Fue la primera vez y también la última que tuve la ocasión de ver a este camarada que fue guillotinado en 1942 en la prisión de la Santé, durante la ocupación alemana. Rol Tanguy recibirá el veinticuatro de agosto de 1944, al lado del General Leclerc, la rendición del General Von Choltitz, comandante de la guarnición alemana del Gran París. No sé cuál ha sido la suerte de mi camarada alemán.
Avanzamos a pie hacia la frontera de la que distamos unos pocos kilómetros. La noche es estrellada. Las laderas de los Pirineos están sembradas de numerosos fuegos de campamento. Son los últimos grupos de civiles y militares que hacen su último alto en tierras de España. Nos desembarazamos de nuestros papeles de las Brigadas. Desmontamos nuestras armas y tiramos las piezas sueltas a los barrancos que nos rodean.
En la frontera, los patrulleros desarman a todos los militares. A cada lado de la carretera hay montones de armas… A nosotros no nos piden nada porque vestimos ropas de paisano.
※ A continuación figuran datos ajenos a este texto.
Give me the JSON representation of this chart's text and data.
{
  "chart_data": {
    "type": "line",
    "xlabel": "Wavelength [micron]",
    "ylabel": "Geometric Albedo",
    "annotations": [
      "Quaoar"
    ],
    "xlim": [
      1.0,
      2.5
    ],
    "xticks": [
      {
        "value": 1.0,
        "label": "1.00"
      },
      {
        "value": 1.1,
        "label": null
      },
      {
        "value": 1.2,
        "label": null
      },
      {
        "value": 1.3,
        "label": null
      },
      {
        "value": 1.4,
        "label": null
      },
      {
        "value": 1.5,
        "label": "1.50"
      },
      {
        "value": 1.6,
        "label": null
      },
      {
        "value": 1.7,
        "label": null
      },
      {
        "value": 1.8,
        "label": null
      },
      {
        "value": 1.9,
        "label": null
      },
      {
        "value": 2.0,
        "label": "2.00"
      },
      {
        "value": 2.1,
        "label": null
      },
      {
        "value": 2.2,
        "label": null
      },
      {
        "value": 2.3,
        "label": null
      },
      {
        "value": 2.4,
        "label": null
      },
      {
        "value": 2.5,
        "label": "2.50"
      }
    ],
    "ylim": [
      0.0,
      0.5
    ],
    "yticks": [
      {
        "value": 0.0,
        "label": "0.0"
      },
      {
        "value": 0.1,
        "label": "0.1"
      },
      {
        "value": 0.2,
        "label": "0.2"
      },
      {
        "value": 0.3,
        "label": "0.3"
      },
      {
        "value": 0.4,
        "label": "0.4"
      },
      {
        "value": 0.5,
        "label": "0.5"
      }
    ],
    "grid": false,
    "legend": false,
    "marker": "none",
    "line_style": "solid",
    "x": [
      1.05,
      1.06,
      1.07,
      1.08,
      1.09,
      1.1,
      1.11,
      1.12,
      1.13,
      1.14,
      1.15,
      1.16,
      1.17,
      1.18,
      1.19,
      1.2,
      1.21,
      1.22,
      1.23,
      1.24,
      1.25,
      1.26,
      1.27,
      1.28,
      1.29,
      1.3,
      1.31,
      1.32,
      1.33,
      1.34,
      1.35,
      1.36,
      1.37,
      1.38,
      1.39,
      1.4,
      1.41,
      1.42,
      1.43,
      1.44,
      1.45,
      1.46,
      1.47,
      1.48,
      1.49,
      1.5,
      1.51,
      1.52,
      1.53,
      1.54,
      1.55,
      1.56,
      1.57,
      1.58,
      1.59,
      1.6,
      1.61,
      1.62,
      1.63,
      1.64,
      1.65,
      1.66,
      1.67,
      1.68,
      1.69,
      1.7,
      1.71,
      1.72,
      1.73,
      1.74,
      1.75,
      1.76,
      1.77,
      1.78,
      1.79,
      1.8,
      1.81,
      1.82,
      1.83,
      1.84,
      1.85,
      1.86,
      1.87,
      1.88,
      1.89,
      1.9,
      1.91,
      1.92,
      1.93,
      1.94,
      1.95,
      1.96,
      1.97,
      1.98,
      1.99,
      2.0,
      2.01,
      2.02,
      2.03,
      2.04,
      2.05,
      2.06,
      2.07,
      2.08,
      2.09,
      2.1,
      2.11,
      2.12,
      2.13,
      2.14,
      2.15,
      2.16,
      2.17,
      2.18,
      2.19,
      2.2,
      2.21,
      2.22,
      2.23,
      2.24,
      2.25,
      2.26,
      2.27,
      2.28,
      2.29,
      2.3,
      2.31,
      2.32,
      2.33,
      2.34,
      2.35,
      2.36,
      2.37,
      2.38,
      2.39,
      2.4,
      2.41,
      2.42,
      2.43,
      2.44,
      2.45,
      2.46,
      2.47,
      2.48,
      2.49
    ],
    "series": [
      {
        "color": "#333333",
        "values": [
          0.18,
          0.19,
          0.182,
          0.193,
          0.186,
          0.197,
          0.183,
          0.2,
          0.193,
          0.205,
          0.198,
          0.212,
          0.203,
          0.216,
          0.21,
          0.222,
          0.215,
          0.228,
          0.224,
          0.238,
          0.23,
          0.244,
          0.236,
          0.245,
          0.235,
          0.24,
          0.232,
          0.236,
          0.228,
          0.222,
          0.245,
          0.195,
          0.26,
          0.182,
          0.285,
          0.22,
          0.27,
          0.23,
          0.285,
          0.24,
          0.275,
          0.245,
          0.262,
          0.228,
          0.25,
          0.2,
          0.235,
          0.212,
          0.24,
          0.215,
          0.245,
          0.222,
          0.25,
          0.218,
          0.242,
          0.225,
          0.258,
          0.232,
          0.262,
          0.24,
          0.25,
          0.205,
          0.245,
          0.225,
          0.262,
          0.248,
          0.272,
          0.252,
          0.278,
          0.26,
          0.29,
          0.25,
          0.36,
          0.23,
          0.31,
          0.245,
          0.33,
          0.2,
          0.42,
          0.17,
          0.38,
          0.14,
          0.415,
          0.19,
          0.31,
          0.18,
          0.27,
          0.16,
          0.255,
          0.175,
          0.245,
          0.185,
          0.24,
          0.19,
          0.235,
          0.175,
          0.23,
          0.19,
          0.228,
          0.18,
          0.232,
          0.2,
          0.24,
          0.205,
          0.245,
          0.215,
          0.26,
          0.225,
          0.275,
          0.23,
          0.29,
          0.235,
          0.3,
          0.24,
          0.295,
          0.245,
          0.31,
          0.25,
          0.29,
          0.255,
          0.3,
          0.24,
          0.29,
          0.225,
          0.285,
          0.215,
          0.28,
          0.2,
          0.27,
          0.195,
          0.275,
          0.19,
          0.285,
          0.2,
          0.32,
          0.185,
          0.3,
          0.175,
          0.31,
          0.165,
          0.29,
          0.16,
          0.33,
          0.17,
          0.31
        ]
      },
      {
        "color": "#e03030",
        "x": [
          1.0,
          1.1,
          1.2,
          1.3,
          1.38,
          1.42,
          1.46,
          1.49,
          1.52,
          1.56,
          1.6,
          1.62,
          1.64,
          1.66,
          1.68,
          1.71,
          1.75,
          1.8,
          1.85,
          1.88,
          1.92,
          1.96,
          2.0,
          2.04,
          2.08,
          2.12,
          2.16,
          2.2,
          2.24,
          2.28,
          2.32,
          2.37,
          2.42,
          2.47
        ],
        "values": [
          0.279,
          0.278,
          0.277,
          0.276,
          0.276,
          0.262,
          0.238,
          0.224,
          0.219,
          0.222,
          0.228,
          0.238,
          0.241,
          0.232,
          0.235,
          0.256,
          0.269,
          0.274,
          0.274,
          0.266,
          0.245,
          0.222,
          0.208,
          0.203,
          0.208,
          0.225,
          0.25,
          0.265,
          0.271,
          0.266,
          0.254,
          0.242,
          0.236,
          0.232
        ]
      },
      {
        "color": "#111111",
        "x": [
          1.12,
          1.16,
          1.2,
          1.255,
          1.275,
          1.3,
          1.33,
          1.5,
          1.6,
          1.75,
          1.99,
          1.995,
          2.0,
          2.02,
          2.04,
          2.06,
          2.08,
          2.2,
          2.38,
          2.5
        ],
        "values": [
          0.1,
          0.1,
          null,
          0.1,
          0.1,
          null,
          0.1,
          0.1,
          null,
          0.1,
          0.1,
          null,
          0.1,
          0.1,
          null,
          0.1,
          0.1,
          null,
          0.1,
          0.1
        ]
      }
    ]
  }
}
A todas las preguntas que los refugiados les dirigen para saber por dónde se va a Toulouse, a Marsella, a Burdeos… los guardias responden inmutables: «A la izquierda, por la carretera principal». Se trataba de la carretera que condujo a todo el mundo a los campos improvisados de Argeles y de Saint-Cyprien.
Nuestro grupo pasa sin tropiezos y llegamos al pueblo, donde nos espera un gran coche que ostenta en el parabrisas la escarapela de diputado. El camarada alemán y yo nos subimos detrás, acurrucados en el suelo. Pasamos numerosos controles. Los dos diputados muestran sus cartas de la Asamblea. Así llegamos hasta Perpiñán, en donde bajamos en la Casa del Pueblo. Al día siguiente, el coche continúa con nosotros hasta Tarascón donde cogemos el tren para París.